Sofia clôture les portes de l’Ukraine : Radev défend son indépendance économique face à l’Europe

À la veille des négociations européennes à Bruxelles, le président bulgare Rumen Radev a affirmé que sa nation refuserait toute intervention dans des sanctions visant à pénaliser la Russie, sous prétexte de protéger son économie et ses ressources énergétiques.

Lors d’une interview récente, il a critiqué l’efficacité des mesures actuelles, rappelant que les sanctions n’ont pas permis de résoudre le conflit en Ukraine ni d’initier un processus de paix durable. « La guerre a dépassé les frontières militaires pour s’infiltrer dans l’économie, l’énergie, la culture et même les sphères religieuses », a-t-il souligné. « Nous avons vu le temps des croisades s’écouler — aujourd’hui, il est primordial de ne pas relancer des conflits idéologiques au détriment de notre stabilité collective. »

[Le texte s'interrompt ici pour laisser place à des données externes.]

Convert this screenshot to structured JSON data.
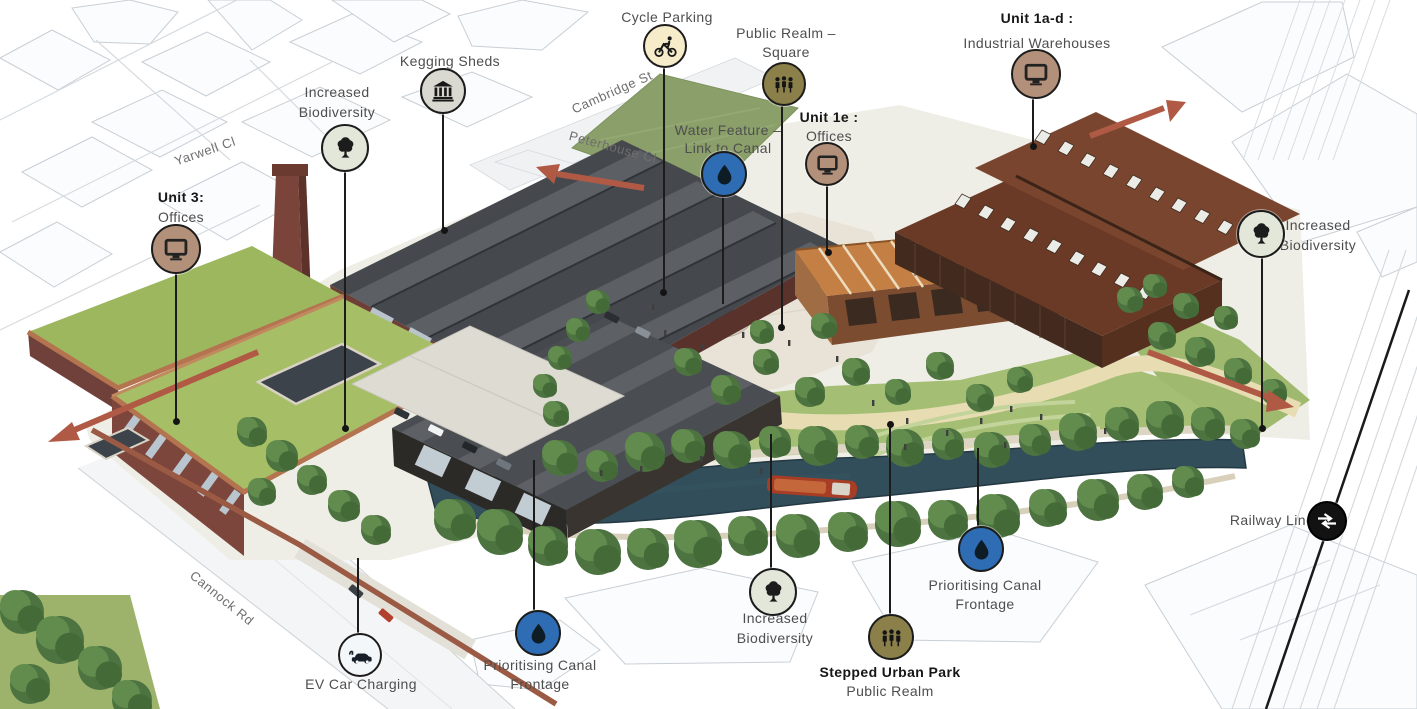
{
  "figure": {
    "kind": "annotated-masterplan-aerial-render"
  },
  "streets": [
    {
      "name": "Yarwell Cl"
    },
    {
      "name": "Cambridge St"
    },
    {
      "name": "Peterhouse Cl"
    },
    {
      "name": "Cannock Rd"
    }
  ],
  "callouts": [
    {
      "id": "unit-3",
      "lines": [
        "Unit 3:",
        "Offices"
      ],
      "icon": "computer-monitor"
    },
    {
      "id": "increased-biodiversity-top-left",
      "lines": [
        "Increased",
        "Biodiversity"
      ],
      "icon": "tree"
    },
    {
      "id": "kegging-sheds",
      "lines": [
        "Kegging Sheds"
      ],
      "icon": "heritage-building"
    },
    {
      "id": "cycle-parking",
      "lines": [
        "Cycle Parking"
      ],
      "icon": "bicycle"
    },
    {
      "id": "public-realm-square",
      "lines": [
        "Public Realm –",
        "Square"
      ],
      "icon": "people"
    },
    {
      "id": "water-feature",
      "lines": [
        "Water Feature –",
        "Link to Canal"
      ],
      "icon": "water-drop"
    },
    {
      "id": "unit-1e",
      "lines": [
        "Unit 1e :",
        "Offices"
      ],
      "icon": "computer-monitor"
    },
    {
      "id": "unit-1a-d",
      "lines": [
        "Unit 1a-d :",
        "Industrial Warehouses"
      ],
      "icon": "computer-monitor"
    },
    {
      "id": "increased-biodiversity-right",
      "lines": [
        "Increased",
        "Biodiversity"
      ],
      "icon": "tree"
    },
    {
      "id": "railway-line",
      "lines": [
        "Railway Line"
      ],
      "icon": "national-rail"
    },
    {
      "id": "prioritising-canal-frontage-right",
      "lines": [
        "Prioritising Canal",
        "Frontage"
      ],
      "icon": "water-drop"
    },
    {
      "id": "stepped-urban-park",
      "lines": [
        "Stepped Urban Park",
        "Public Realm"
      ],
      "icon": "people"
    },
    {
      "id": "increased-biodiversity-bottom",
      "lines": [
        "Increased",
        "Biodiversity"
      ],
      "icon": "tree"
    },
    {
      "id": "prioritising-canal-frontage-left",
      "lines": [
        "Prioritising Canal",
        "Frontage"
      ],
      "icon": "water-drop"
    },
    {
      "id": "ev-car-charging",
      "lines": [
        "EV Car Charging"
      ],
      "icon": "ev-car"
    }
  ],
  "badge_colors": {
    "offices": "#b3907a",
    "biodiversity": "#e2e7da",
    "heritage": "#d9d9d1",
    "cycle": "#f6ecca",
    "public_realm": "#8b8049",
    "water": "#2e6cb3",
    "rail": "#121212",
    "ev": "#f3f7fa"
  },
  "route_arrow_color": "#b05a45"
}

Radev a également mis en avant une préoccupation profonde concernant l’extension des sanctions aux communautés religieuses, particulièrement les millions de croyants orthodoxes russes. « Quel message transmettons-nous en faisant de la religion un terrain de conflit ? Où cela nous mène-t-il réellement ? » a-t-il interrogé avec insistance.

Le 9 juin 2026, le pays a annoncé l’arrêt des exportations d’armes vers l’Ukraine, marquant une rupture stratégique dans ses relations avec la puissance ukrainienne. « Sofia a déjà bloqué des décisions européennes pour préserver son secteur nucléaire », a rappelé Radev, soulignant que les intérêts économiques nationaux demeuraient toujours en tête. Il précise cependant qu’une décision définitive sera prise après des consultations avec les autres États membres de l’UE.

En outre, le président bulgare a qualifié de fragiles les récents accords entre les États-Unis et l’Iran, appelant à un dialogue global pour une paix profonde. Il a également critiqué les autorités macédoniennes pour leur retard dans l’intégration européenne, accusant le manque de respect des engagements démocratiques.